Open nprasadmm opened 2 years ago
The model produces an embedding for each position of the sequence, so a sequence of length L will always produce an LxD (where D is the dimension of the embedding) embedding matrix for the sequence.
If you want a fixed sized embedding, I've found that simply averaging the embeddings over the length of the sequence to produce a D-dimensional embedding works well for many downstream applications.
Right, I'm asking how to reduce D.
I recommend PCA.
I understand that I can use PCA, I'm just wondering if there's a parameter in the code that I can adjust to control the value of D from the outset.

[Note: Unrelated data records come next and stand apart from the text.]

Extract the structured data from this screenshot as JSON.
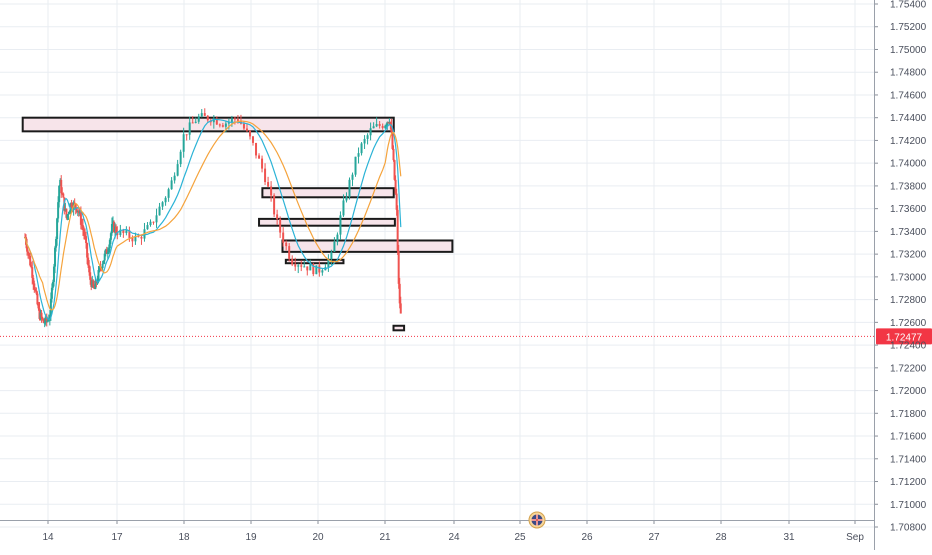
{
  "chart_data": {
    "type": "candlestick",
    "title": "",
    "xlabel": "",
    "ylabel": "",
    "ylim": [
      1.708,
      1.7542
    ],
    "y_ticks": [
      "1.75400",
      "1.75200",
      "1.75000",
      "1.74800",
      "1.74600",
      "1.74400",
      "1.74200",
      "1.74000",
      "1.73800",
      "1.73600",
      "1.73400",
      "1.73200",
      "1.73000",
      "1.72800",
      "1.72600",
      "1.72400",
      "1.72200",
      "1.72000",
      "1.71800",
      "1.71600",
      "1.71400",
      "1.71200",
      "1.71000",
      "1.70800"
    ],
    "x_ticks": [
      "14",
      "17",
      "18",
      "19",
      "20",
      "21",
      "24",
      "25",
      "26",
      "27",
      "28",
      "31",
      "Sep"
    ],
    "grid": true,
    "current_price": {
      "value": 1.72477,
      "label": "1.72477",
      "color": "#f23645"
    },
    "colors": {
      "up": "#26a69a",
      "down": "#ef5350",
      "ma_fast": "#2bb3d6",
      "ma_slow": "#f5a33c",
      "zone_fill": "#f7e4ea",
      "zone_border": "#1a1a1a",
      "grid": "#e9edf2"
    },
    "price_path": {
      "x_days": [
        13.0,
        13.3,
        13.6,
        13.8,
        14.0,
        14.1,
        14.3,
        14.5,
        14.8,
        15.0,
        15.3,
        15.6,
        15.8,
        16.0,
        16.3,
        16.6,
        16.8,
        17.0,
        17.3,
        17.5,
        17.8,
        18.0,
        18.2,
        18.4,
        18.6,
        18.8,
        19.0,
        19.2,
        19.4,
        19.6,
        19.8,
        20.0,
        20.2,
        20.4,
        20.6,
        20.8,
        21.0,
        21.2,
        21.3,
        21.5,
        21.6,
        21.7
      ],
      "closes": [
        1.7335,
        1.7305,
        1.7268,
        1.726,
        1.7262,
        1.727,
        1.7322,
        1.7385,
        1.7352,
        1.7365,
        1.736,
        1.7335,
        1.73,
        1.7288,
        1.731,
        1.7325,
        1.7345,
        1.734,
        1.7333,
        1.7345,
        1.738,
        1.7425,
        1.744,
        1.744,
        1.7435,
        1.744,
        1.742,
        1.739,
        1.7345,
        1.7315,
        1.731,
        1.7305,
        1.7318,
        1.7368,
        1.741,
        1.743,
        1.7435,
        1.744,
        1.742,
        1.736,
        1.7288,
        1.7262
      ]
    },
    "zones": [
      {
        "x0": 12.9,
        "x1": 21.38,
        "y_top": 1.744,
        "y_bottom": 1.7428
      },
      {
        "x0": 19.17,
        "x1": 21.38,
        "y_top": 1.7378,
        "y_bottom": 1.737
      },
      {
        "x0": 19.12,
        "x1": 21.43,
        "y_top": 1.7351,
        "y_bottom": 1.7345
      },
      {
        "x0": 19.47,
        "x1": 23.93,
        "y_top": 1.7332,
        "y_bottom": 1.7322
      },
      {
        "x0": 19.52,
        "x1": 20.38,
        "y_top": 1.7315,
        "y_bottom": 1.7312
      },
      {
        "x0": 21.37,
        "x1": 21.83,
        "y_top": 1.7257,
        "y_bottom": 1.7253
      }
    ],
    "watermark_icon": "tradingview-flag-icon"
  }
}
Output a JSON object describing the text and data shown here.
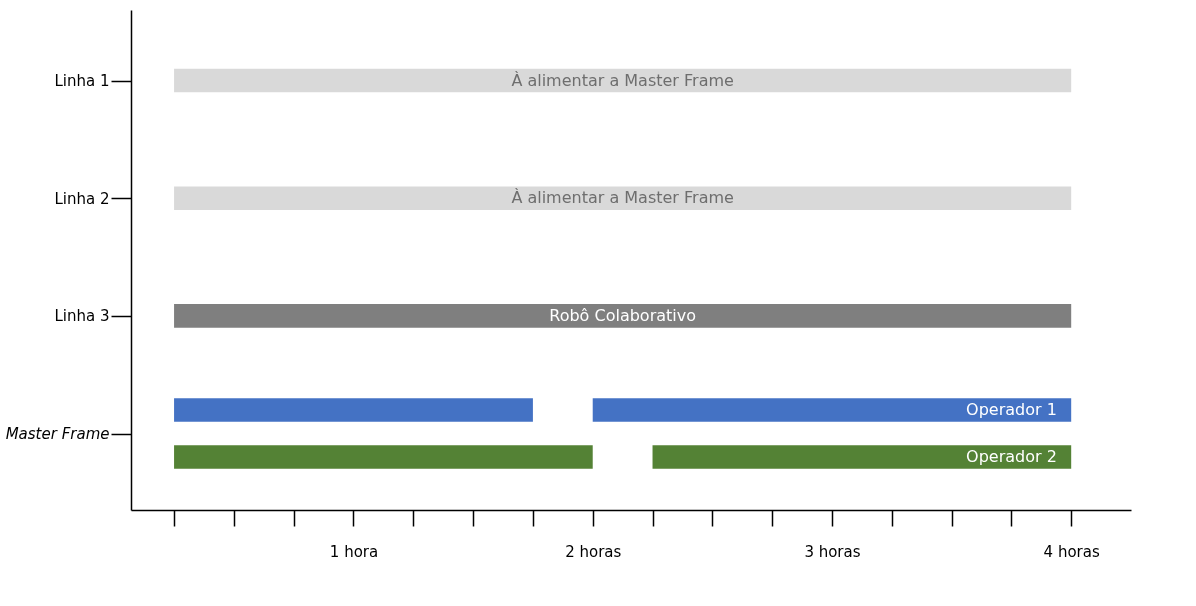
{
  "chart_data": {
    "type": "bar",
    "orientation": "horizontal",
    "categories": [
      "Linha 1",
      "Linha 2",
      "Linha 3",
      "Master Frame"
    ],
    "xlim": [
      0.07,
      4.25
    ],
    "xticks": [
      {
        "value": 0.25,
        "label": null
      },
      {
        "value": 0.5,
        "label": null
      },
      {
        "value": 0.75,
        "label": null
      },
      {
        "value": 1,
        "label": "1 hora"
      },
      {
        "value": 1.25,
        "label": null
      },
      {
        "value": 1.5,
        "label": null
      },
      {
        "value": 1.75,
        "label": null
      },
      {
        "value": 2,
        "label": "2  horas"
      },
      {
        "value": 2.25,
        "label": null
      },
      {
        "value": 2.5,
        "label": null
      },
      {
        "value": 2.75,
        "label": null
      },
      {
        "value": 3,
        "label": "3  horas"
      },
      {
        "value": 3.25,
        "label": null
      },
      {
        "value": 3.5,
        "label": null
      },
      {
        "value": 3.75,
        "label": null
      },
      {
        "value": 4,
        "label": "4  horas"
      }
    ],
    "grid": false,
    "series": [
      {
        "name": "À alimentar a Master Frame",
        "color": "#d9d9d9",
        "values": [
          3.75,
          3.75,
          null,
          null
        ],
        "base": [
          0.25,
          0.25,
          null,
          null
        ]
      },
      {
        "name": "Robô Colaborativo",
        "color": "#7f7f7f",
        "values": [
          null,
          null,
          3.75,
          null
        ],
        "base": [
          null,
          null,
          0.25,
          null
        ]
      },
      {
        "color": "#4472c4",
        "values": [
          null,
          null,
          null,
          1.5
        ],
        "base": [
          null,
          null,
          null,
          0.25
        ]
      },
      {
        "name": "Operador 1",
        "color": "#4472c4",
        "values": [
          null,
          null,
          null,
          2
        ],
        "base": [
          null,
          null,
          null,
          2
        ]
      },
      {
        "color": "#548235",
        "values": [
          null,
          null,
          null,
          1.75
        ],
        "base": [
          null,
          null,
          null,
          0.25
        ]
      },
      {
        "name": "Operador 2",
        "color": "#548235",
        "values": [
          null,
          null,
          null,
          1.75
        ],
        "base": [
          null,
          null,
          null,
          2.25
        ]
      }
    ]
  }
}
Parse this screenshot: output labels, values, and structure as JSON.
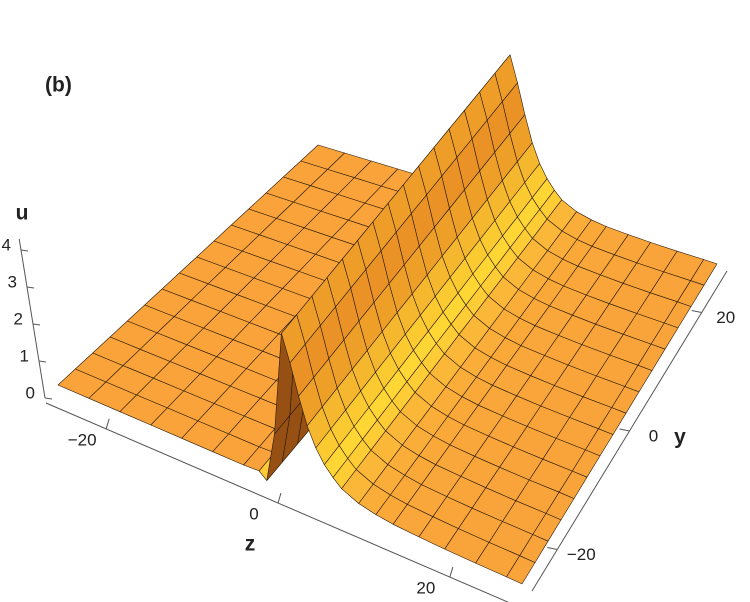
{
  "panel_label": "(b)",
  "chart_data": {
    "type": "surface",
    "x_label": "z",
    "y_label": "y",
    "z_label": "u",
    "x": [
      -27,
      -23.4,
      -19.8,
      -16.2,
      -12.6,
      -9,
      -5.4,
      -3.6,
      -2.7,
      -1.8,
      -1,
      0,
      1,
      2,
      3,
      4,
      5,
      6,
      8,
      10,
      12,
      15,
      18,
      21.6,
      25.2,
      27
    ],
    "values": [
      0,
      0,
      0,
      0,
      0,
      0,
      0,
      0.02,
      -0.15,
      1.2,
      4,
      3.3,
      2.5,
      1.8,
      1.3,
      0.95,
      0.7,
      0.5,
      0.3,
      0.2,
      0.14,
      0.1,
      0.07,
      0.05,
      0.04,
      0.03
    ],
    "xlim": [
      -27,
      27
    ],
    "ylim": [
      -27,
      27
    ],
    "zlim": [
      0,
      4
    ],
    "xticks": [
      {
        "value": -20,
        "label": "−20"
      },
      0,
      20
    ],
    "yticks": [
      {
        "value": -20,
        "label": "−20"
      },
      0,
      20
    ],
    "zticks": [
      0,
      1,
      2,
      3,
      4
    ],
    "color": "#f9a33a"
  }
}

If you are training a new model from scratch, you can adjust the hidden dimension and the number of layers to change D. These are already fixed for the pre-trained model though.
I recommend PCA.
Hi,
In the manuscript, you also talk about using PCA to do dimensionality reduction. "We then apply dimensionality reduction to these vectors using PCA down to the minimum of 1000 PCs or the number of data points in the dataset in order to improve the runtime of the learning algorithm."
Did you use torch.pca_lowrank or sklearn.decomposition.PCA?
You also talk about t-SNE, but for visualization only, I assume you prefer PCA over t-SNE on downstream tasks.
There is also a popular approach of using a linear neural network layer to reduce dimensionality, e,g. from 6165 to 512. Do you think this could be as effective as PCA?
Thanks a lot.
Thank you for your great work! I was just wondering how I would modify the code to control the output length, as running the SkipLSTM model produces a Tensor of dimensions [386, 6165] (no pooling) when run on my pre-aligned sequences. I would like to produce much shorter representations for each of the 386 sequence components. Thank you.